Die streitgegenständlichen Leistungen der interventionellen Radiologie sind nach Auffassung der Kammer auch dem Kernbereich des Fachgebietes Angiologie zuzuordnen. Die BLAEK hat in ihrer Stellungnahme auf eine abschließende Festlegung des Kernbereichs des Fachgebietes Angiologie verzichtet. Sie hat aber darauf hingewiesen, dass eine sprachliche Differenzierung in der Weiterbildungsordnung wie das Vorhandensein oder das Fehlen des Wortes "Mitwirkung" ein Indiz für die Zuordnung einer bestimmten medizinischen Leistung zum Kernbereich eines Fachgebietes sein könne. Da in früheren Fassungen der WBO lediglich die Mitwirkung bei interventionellen Eingriffen gefordert wurde, könnte somit die mittlerweile erfolgte Streichung der "Mitwirkung" dafür sprechen, dass die interventionellen Eingriffe zum Kernbereich der Angiologie gehören. Nach Einschätzung der fachkundig besetzten Kammer ist für die Zuordnung zum Kernbereich vor allem aber ausschlaggebend, dass im stationären Bereich diagnostische Katheterangiographien und therapeutische Eingriffe häufig von Angiologen erbracht werden. Die Kammer stimmt dem klägerischen Vortrag zu, dass in vielen angiologischen Fachabteilungen interventionelle Leistungen mit hohen Fallzahlen durchgeführt werden. Darauf, dass die WBO der BLAEK für die Innere Medizin und Angiologie anders als bei der Facharztkompetenz Radiologie keine Mindestzahl durchzuführender interventioneller Verfahren statuiert, kommt es nach Ansicht der Kammer nicht an. Es ist in der WBO keine Systematik dahingehend ersichtlich, dass derartige Mindest- bzw. Richtzahlen für bestimmte Untersuchungs- und Behandlungsverfahren ein (klares) Abgrenzungskriterium für den Kernbereich eines Fachgebietes im Verhältnis zu Randbereichen eines Fachgebietes darstellen.

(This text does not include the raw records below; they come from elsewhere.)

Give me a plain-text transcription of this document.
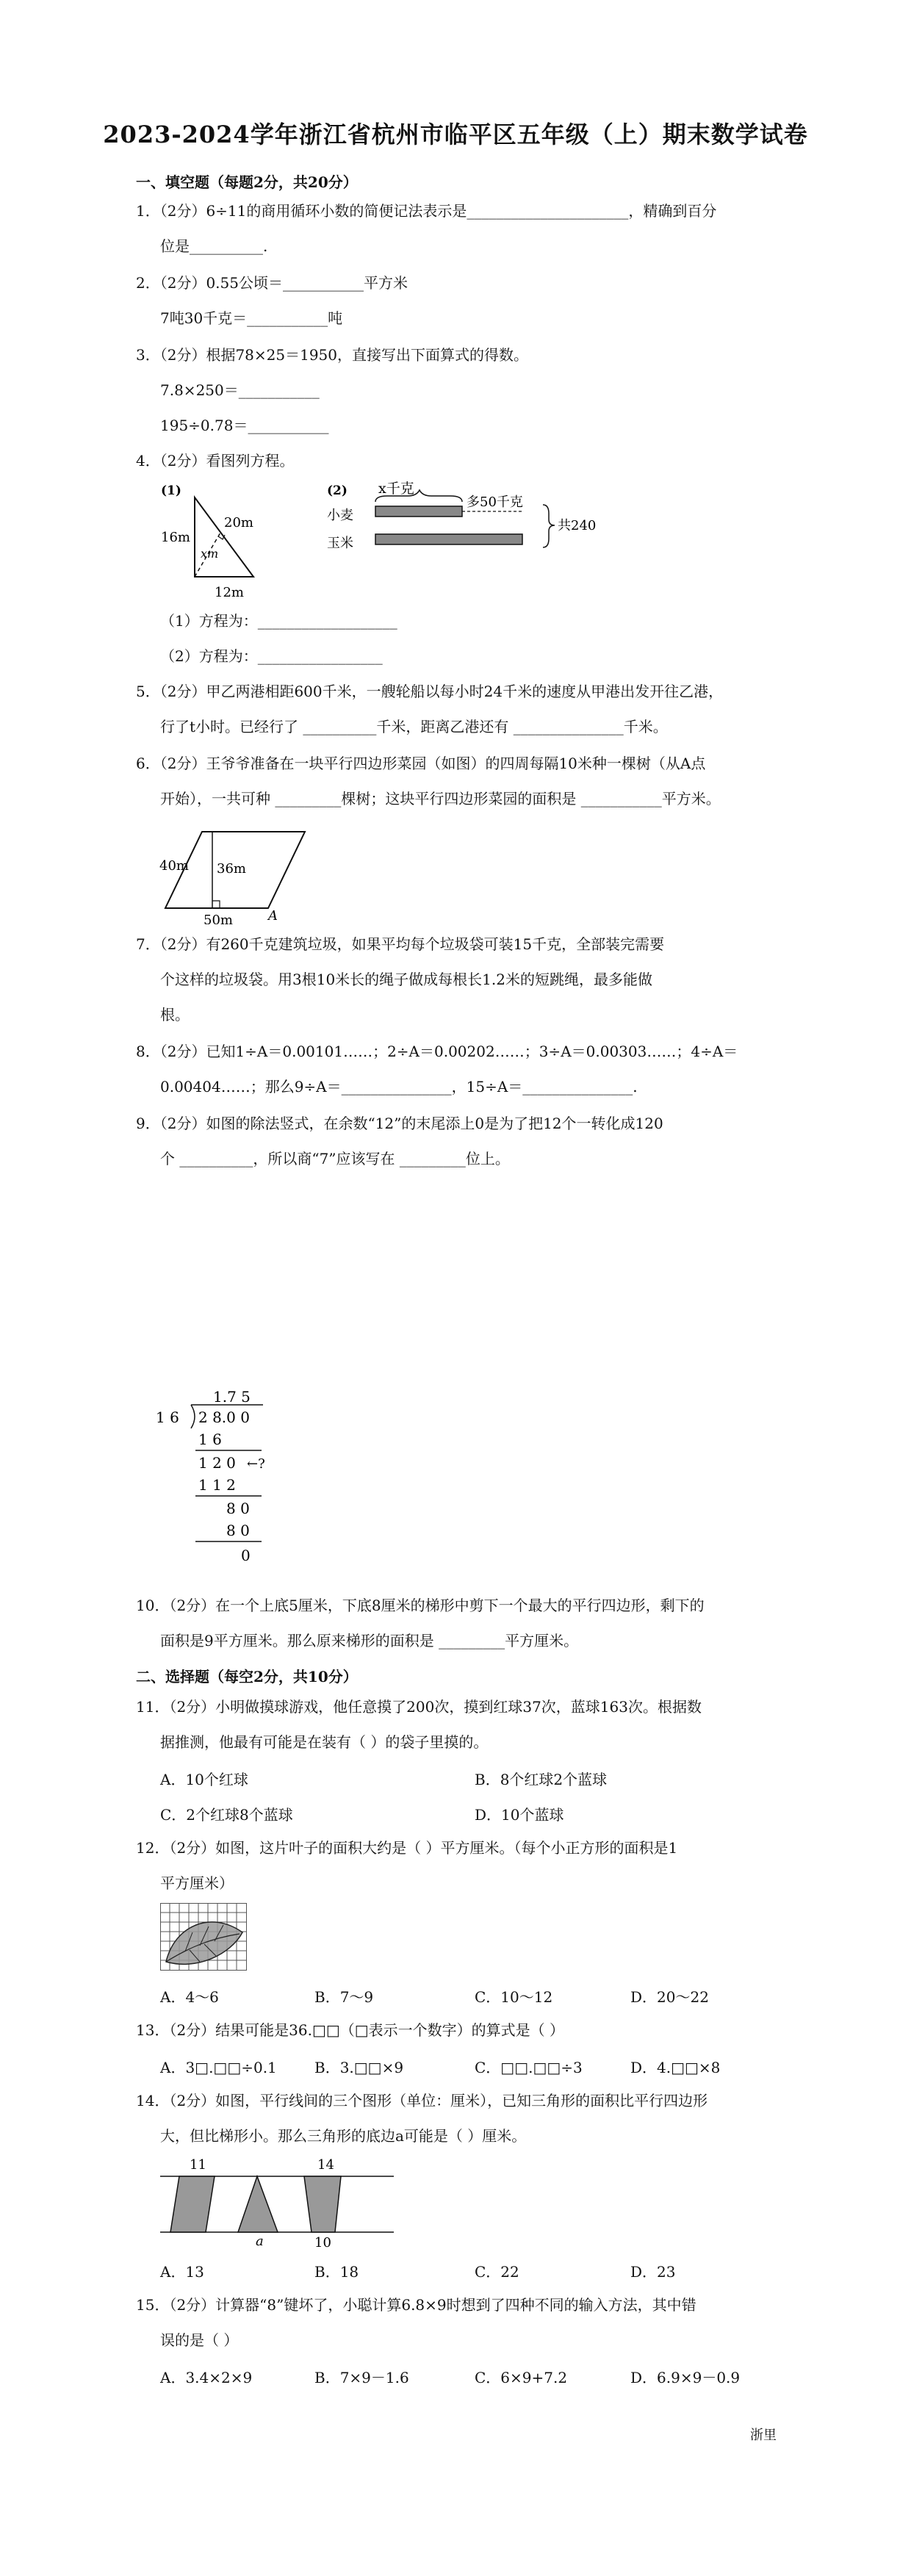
2023-2024学年浙江省杭州市临平区五年级（上）期末数学试卷
一、填空题（每题2分，共20分）
1．（2分）6÷11的商用循环小数的简便记法表示是______________________，精确到百分
位是__________.
2．（2分）0.55公顷＝___________平方米
7吨30千克＝___________吨
3．（2分）根据78×25＝1950，直接写出下面算式的得数。
7.8×250＝___________
195÷0.78＝___________
4．（2分）看图列方程。
(1)
16m
20m
xm
12m
(2) x千克
小麦
多50千克
玉米
共240
（1）方程为：___________________
（2）方程为：_________________
5．（2分）甲乙两港相距600千米，一艘轮船以每小时24千米的速度从甲港出发开往乙港，
行了t小时。已经行了 __________千米，距离乙港还有 _______________千米。
6．（2分）王爷爷准备在一块平行四边形菜园（如图）的四周每隔10米种一棵树（从A点
开始），一共可种 _________棵树；这块平行四边形菜园的面积是 ___________平方米。
40m 36m
50m	A
7．（2分）有260千克建筑垃圾，如果平均每个垃圾袋可装15千克，全部装完需要
个这样的垃圾袋。用3根10米长的绳子做成每根长1.2米的短跳绳，最多能做
根。
8．（2分）已知1÷A＝0.00101……；2÷A＝0.00202……；3÷A＝0.00303……；4÷A＝
0.00404……；那么9÷A＝_______________，15÷A＝_______________.
9．（2分）如图的除法竖式，在余数“12”的末尾添上0是为了把12个一转化成120
个 __________，所以商“7”应该写在 _________位上。
1.7 5
1 6 2 8.0 0
1 6
1 2 0 ←?
1 1 2
8 0
8 0
0
10．（2分）在一个上底5厘米，下底8厘米的梯形中剪下一个最大的平行四边形，剩下的
面积是9平方厘米。那么原来梯形的面积是 _________平方厘米。
二、选择题（每空2分，共10分）
11．（2分）小明做摸球游戏，他任意摸了200次，摸到红球37次，蓝球163次。根据数
据推测，他最有可能是在装有（ ）的袋子里摸的。
A．10个红球	B．8个红球2个蓝球
C．2个红球8个蓝球	D．10个蓝球
12．（2分）如图，这片叶子的面积大约是（ ）平方厘米。（每个小正方形的面积是1
平方厘米）
A．4～6	B．7～9	C．10～12	D．20～22
13．（2分）结果可能是36.□□（□表示一个数字）的算式是（ ）
A．3□.□□÷0.1	B．3.□□×9	C．□□.□□÷3	D．4.□□×8
14．（2分）如图，平行线间的三个图形（单位：厘米），已知三角形的面积比平行四边形
大，但比梯形小。那么三角形的底边a可能是（ ）厘米。
11	14
a	10
A．13	B．18	C．22	D．23
15．（2分）计算器“8”键坏了，小聪计算6.8×9时想到了四种不同的输入方法，其中错
误的是（ ）
A．3.4×2×9	B．7×9－1.6	C．6×9+7.2	D．6.9×9－0.9
浙里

Weil die interventionellen Leistungen auch dem Kernbereich des Fachgebietes Angiologie zuzuordnen sind, sind die Fachärzte für Innere Medizin und Angiologie durch den Ausschluss gem. § 3 Abs. 1 Nr. 1, Abs. 2 Nr. 1 Radiologie-Vereinbarung in ihrem Status betroffen. Die Regelung des § 9 Abs. 5 Satz 2 Radiologie-Vereinbarung ist im Lichte des Art. 12 Abs. 1 GG daher verfassungskonform dahingehend auszulegen, dass auch die grundsätzlich erforderliche Facharztqualifikation "Radiologie" durch ein Kolloquium ersetzt werden kann. Konsequenterweise muss dann auch die Anleitung im Sinne des § 3 Abs. 3 Radiologie-Vereinbarung bei einem weiterbildungsbefugten Arzt möglich sein, auch wenn dieser wie im Fall der Klägerin nicht für die Weiterbildung zum Facharzt "Radiologie" befugt ist.

Die Kostenentscheidung basiert auf § 197a Abs. 1 Satz 1 SGG i.V.m. § 155 Abs. 1 Satz 1 VwGO, da der Hauptantrag der Klägerin abgewiesen, aber ihrem Hilfsantrag stattgegeben wurde.